His work has been quoted or mentioned in The New York Times, The Wall Street Journal, Los Angeles Times, The Washington Post, NBC News, Time, The New Yorker, HuffPost USA Today, Business Insider, Yahoo, AOL, MarketWatch, The Atlantic, Bloomberg, New York Post, Chicago Tribune, Forbes, The Guardian and many other major publications. McIntyre has been a guest on CNBC, the BBC and television and radio stations across the country.

A magna cum laude graduate of Harvard College, McIntyre also was president of The Harvard Advocate. Founded in 1866, the Advocate is the oldest college publication in the United States.

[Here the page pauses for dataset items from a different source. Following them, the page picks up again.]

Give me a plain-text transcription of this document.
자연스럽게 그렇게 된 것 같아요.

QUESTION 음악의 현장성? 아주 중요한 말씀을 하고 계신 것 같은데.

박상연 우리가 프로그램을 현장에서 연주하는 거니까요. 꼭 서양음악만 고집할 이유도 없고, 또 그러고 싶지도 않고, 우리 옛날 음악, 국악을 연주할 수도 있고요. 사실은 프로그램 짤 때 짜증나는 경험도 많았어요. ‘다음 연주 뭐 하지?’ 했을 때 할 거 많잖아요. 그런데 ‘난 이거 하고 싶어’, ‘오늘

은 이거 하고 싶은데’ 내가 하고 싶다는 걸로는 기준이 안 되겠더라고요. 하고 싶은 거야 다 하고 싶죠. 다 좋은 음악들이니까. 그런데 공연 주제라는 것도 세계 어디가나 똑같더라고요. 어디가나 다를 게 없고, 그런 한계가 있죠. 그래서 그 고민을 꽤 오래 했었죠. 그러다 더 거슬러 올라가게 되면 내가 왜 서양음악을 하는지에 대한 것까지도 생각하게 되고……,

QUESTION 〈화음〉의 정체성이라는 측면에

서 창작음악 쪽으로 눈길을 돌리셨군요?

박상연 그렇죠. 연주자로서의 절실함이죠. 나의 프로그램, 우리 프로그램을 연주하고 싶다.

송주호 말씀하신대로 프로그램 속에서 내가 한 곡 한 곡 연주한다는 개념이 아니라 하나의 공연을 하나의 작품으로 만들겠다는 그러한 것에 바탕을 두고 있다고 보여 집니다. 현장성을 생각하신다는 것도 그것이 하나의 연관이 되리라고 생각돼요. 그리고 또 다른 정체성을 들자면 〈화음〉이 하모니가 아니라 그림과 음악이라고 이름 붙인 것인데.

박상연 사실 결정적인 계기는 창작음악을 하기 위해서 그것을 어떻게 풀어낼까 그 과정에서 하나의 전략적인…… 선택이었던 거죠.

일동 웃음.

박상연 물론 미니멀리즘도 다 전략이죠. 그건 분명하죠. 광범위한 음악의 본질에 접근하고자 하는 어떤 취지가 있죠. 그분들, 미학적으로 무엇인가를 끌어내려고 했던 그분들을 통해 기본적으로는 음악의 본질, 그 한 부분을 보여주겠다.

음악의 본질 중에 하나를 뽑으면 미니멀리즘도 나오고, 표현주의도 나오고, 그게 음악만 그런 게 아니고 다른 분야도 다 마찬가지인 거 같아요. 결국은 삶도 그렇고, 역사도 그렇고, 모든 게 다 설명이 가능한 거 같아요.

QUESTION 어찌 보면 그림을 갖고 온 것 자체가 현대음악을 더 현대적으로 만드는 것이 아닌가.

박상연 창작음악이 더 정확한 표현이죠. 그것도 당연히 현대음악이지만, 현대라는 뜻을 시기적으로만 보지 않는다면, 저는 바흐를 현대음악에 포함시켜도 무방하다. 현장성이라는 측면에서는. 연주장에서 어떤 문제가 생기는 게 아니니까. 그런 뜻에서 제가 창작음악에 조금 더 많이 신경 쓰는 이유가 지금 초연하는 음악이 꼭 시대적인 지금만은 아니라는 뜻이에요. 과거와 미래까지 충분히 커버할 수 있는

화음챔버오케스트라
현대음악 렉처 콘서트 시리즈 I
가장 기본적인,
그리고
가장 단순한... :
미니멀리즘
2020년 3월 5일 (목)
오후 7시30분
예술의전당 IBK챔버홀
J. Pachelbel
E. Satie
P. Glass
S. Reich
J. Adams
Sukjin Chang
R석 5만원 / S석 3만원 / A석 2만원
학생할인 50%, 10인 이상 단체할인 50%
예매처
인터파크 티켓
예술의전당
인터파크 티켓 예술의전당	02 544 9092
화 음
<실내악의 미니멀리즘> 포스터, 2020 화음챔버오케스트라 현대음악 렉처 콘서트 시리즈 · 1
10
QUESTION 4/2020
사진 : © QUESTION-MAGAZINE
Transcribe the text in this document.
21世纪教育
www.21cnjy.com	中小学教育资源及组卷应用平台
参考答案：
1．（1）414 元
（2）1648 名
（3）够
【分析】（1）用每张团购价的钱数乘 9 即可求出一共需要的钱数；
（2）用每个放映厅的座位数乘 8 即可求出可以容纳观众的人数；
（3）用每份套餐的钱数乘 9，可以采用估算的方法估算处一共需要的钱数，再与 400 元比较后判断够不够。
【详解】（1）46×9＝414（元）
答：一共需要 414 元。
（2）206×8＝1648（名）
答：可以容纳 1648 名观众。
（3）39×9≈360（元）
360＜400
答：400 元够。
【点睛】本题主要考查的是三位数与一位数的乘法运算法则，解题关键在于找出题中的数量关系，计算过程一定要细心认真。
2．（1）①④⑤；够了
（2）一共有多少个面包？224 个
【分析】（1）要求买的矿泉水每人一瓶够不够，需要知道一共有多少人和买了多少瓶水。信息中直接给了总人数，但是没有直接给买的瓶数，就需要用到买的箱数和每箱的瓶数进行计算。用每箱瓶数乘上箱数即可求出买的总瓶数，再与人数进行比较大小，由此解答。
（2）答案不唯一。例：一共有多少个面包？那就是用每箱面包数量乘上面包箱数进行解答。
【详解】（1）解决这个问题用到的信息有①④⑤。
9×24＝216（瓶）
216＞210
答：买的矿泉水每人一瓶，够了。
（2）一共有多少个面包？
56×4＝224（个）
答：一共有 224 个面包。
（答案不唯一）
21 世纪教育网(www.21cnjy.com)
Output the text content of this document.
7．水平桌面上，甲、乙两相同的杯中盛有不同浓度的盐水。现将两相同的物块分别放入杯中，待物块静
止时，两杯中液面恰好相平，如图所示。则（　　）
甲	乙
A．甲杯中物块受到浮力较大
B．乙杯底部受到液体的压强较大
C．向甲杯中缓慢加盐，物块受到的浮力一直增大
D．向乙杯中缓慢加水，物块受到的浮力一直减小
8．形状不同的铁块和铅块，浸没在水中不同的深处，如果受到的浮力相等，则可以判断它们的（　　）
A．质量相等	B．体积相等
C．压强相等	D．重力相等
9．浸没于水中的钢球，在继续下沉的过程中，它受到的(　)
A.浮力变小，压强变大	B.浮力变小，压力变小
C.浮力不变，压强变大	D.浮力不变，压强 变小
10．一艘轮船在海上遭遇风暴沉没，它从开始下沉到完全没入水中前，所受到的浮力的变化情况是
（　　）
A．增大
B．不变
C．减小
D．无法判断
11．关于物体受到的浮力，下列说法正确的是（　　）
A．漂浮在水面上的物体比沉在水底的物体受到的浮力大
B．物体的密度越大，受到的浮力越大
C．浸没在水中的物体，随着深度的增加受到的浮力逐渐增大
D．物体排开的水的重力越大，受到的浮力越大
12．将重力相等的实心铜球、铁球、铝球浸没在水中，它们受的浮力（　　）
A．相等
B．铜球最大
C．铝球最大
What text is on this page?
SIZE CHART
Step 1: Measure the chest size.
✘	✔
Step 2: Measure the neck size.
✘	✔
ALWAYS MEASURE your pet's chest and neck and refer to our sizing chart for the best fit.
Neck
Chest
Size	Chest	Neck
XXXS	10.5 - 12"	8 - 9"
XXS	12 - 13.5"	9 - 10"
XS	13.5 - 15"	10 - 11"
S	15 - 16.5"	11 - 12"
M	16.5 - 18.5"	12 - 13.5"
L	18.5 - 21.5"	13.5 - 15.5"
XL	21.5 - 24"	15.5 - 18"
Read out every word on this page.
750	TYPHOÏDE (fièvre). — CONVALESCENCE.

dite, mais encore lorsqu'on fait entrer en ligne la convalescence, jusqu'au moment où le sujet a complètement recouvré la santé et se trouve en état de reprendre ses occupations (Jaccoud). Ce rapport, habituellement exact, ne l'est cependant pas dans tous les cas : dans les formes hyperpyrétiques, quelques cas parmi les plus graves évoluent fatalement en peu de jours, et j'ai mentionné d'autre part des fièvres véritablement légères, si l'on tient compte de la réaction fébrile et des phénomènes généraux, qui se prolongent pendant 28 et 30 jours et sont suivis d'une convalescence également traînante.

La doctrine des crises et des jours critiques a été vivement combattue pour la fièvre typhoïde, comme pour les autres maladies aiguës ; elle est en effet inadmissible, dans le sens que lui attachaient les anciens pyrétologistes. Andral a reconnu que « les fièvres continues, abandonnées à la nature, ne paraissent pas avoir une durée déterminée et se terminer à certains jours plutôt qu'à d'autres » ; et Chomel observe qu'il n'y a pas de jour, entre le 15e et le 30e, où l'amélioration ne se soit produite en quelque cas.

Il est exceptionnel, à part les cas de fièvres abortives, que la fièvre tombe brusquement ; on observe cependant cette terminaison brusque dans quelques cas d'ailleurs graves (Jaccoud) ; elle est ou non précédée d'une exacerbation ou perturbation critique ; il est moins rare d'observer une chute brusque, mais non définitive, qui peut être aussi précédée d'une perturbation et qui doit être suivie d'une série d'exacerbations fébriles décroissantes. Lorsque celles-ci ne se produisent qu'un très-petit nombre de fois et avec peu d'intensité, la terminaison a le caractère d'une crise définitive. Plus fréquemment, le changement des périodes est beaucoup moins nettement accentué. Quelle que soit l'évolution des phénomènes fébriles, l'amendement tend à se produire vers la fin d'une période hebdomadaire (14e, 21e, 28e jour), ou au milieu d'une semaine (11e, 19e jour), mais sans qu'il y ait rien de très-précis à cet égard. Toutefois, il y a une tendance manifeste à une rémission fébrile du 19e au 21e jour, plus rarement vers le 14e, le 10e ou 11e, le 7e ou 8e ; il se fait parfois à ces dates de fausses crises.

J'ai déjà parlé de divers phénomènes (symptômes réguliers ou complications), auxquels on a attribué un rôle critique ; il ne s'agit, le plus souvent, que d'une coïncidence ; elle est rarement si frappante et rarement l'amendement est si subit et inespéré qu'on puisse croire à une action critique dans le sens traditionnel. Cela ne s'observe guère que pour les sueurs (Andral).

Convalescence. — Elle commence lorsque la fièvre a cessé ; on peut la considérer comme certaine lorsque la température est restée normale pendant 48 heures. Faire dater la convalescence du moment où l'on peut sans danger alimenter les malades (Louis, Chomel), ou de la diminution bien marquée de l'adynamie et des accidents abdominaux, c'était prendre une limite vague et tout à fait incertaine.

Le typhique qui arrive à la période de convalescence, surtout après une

TheStreet.com, Comps.com and Edgar Online are some of the public companies for which McIntyre served on the board of directors. He was a Vicinity Corporation board member when the company was sold to Microsoft in 2002. He served on the audit committees of some of these companies.

McIntyre has been the CEO of FutureSource, a provider of trading terminals and news to commodities and futures traders. He was president of Switchboard, the online phone directory company. He served as chairman and CEO of On2 Technologies, the video compression company that provided video compression software for Adobe’s Flash. Google bought On2 in 2009.